The clown mayor Alan Downing obviously deserves consideration for telling councillor Peter Craske that he didn’t have to switch on his microphone if he didn’t want to thereby ensuring that the Civic Centre hearing loop didn’t work and chalking up an offence against Equalities Legislation. The Local Government Ombudsman hasn’t finished with him yet so perhaps any award can be deferred to next year.
The purple pygmy councillor Peter Craske is old hat now. So last year and a spent force. Whether he is eventually charged with a crime or he isn’t doesn’t much matter. The police have said the criminal blog originated on his home phone line and the Association of British Bookmakers must be overjoyed to have their name linked to crime whenever someone searches the web for their Public Relations Manager.
Council leader Teresa O’Neill is tarred with a similar brush. The police have said that political interference damaged their Craske enquiries and it’s not hard to guess where that originated from.
We know it was O’Neill who spun the police a false story that resulted in me being formally warned of arrest if I continued with this website and John Kerlen being arrested for harassment.

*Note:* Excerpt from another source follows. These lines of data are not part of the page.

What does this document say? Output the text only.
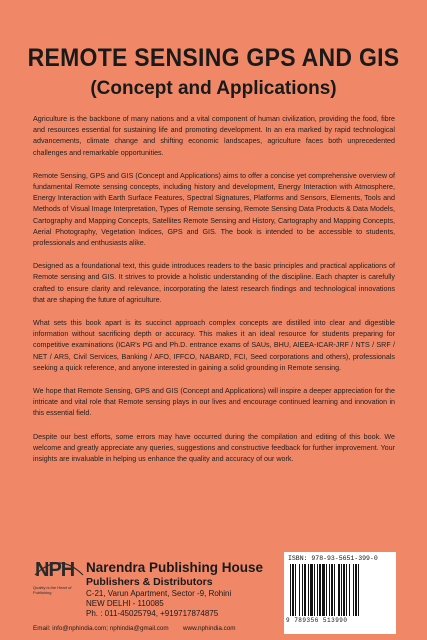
REMOTE SENSING GPS AND GIS
(Concept and Applications)

Agriculture is the backbone of many nations and a vital component of human civilization, providing the food, fibre and resources essential for sustaining life and promoting development. In an era marked by rapid technological advancements, climate change and shifting economic landscapes, agriculture faces both unprecedented challenges and remarkable opportunities.

Remote Sensing, GPS and GIS (Concept and Applications) aims to offer a concise yet comprehensive overview of fundamental Remote sensing concepts, including history and development, Energy Interaction with Atmosphere, Energy Interaction with Earth Surface Features, Spectral Signatures, Platforms and Sensors, Elements, Tools and Methods of Visual Image Interpretation, Types of Remote sensing, Remote Sensing Data Products & Data Models, Cartography and Mapping Concepts, Satellites Remote Sensing and History, Cartography and Mapping Concepts, Aerial Photography, Vegetation Indices, GPS and GIS. The book is intended to be accessible to students, professionals and enthusiasts alike.

Designed as a foundational text, this guide introduces readers to the basic principles and practical applications of Remote sensing and GIS. It strives to provide a holistic understanding of the discipline. Each chapter is carefully crafted to ensure clarity and relevance, incorporating the latest research findings and technological innovations that are shaping the future of agriculture.

What sets this book apart is its succinct approach complex concepts are distilled into clear and digestible information without sacrificing depth or accuracy. This makes it an ideal resource for students preparing for competitive examinations (ICAR's PG and Ph.D. entrance exams of SAUs, BHU, AIEEA-ICAR-JRF / NTS / SRF / NET / ARS, Civil Services, Banking / AFO, IFFCO, NABARD, FCI, Seed corporations and others), professionals seeking a quick reference, and anyone interested in gaining a solid grounding in Remote sensing.

We hope that Remote Sensing, GPS and GIS (Concept and Applications) will inspire a deeper appreciation for the intricate and vital role that Remote sensing plays in our lives and encourage continued learning and innovation in this essential field.

Despite our best efforts, some errors may have occurred during the compilation and editing of this book. We welcome and greatly appreciate any queries, suggestions and constructive feedback for further improvement. Your insights are invaluable in helping us enhance the quality and accuracy of our work.

NPH
Quality is the Heart of Publishing
Narendra Publishing House
Publishers & Distributors
C-21, Varun Apartment, Sector -9, Rohini
NEW DELHI - 110085
Ph. : 011-45025794, +919717874875
Email: info@nphindia.com; nphindia@gmail.com www.nphindia.com
ISBN: 978-93-5651-399-0
9 789356 513990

John was found not guilty due to lack of evidence - not surprising as Bexley councillors had made the whole thing up - and my warning was withdrawn following intervention by the Independent Police Complaints Commission. All because councillor Teresa O’Neill made a statement to the police (it’s on the record) which was false. She may be the epitome of a dishonest small time politician but it is not exactly news, she professed total innocence when her predecessor Ian Clement was caught with his hand in the till too.
For something new I must reach beyond the usual suspects.
Who was it who deliberately misinterpreted the council’s Standing Order 84 to sideline 2,219 residents who felt that Bexley having the 6th highest senior officer salaries in the country was unjustifiable?
Who admitted there is nothing in council protocols to forbid photography on council premises before public meetings but on his own initiative has banned every request to use a camera?
Kevin Jobsworth Fox, Head of Committee Services and Scrutiny must be Bonkers Man of the Year in every sense of the word. The runner’s up prize is awarded to Bexley council’s Head of Human Resources who, after a complaint was submitted, backed Fox’s decision to the hilt. No justification for it, just unswerving support by one council numbskull for another. Mr. Nick No Brains Hollier, the man to watch in 2013.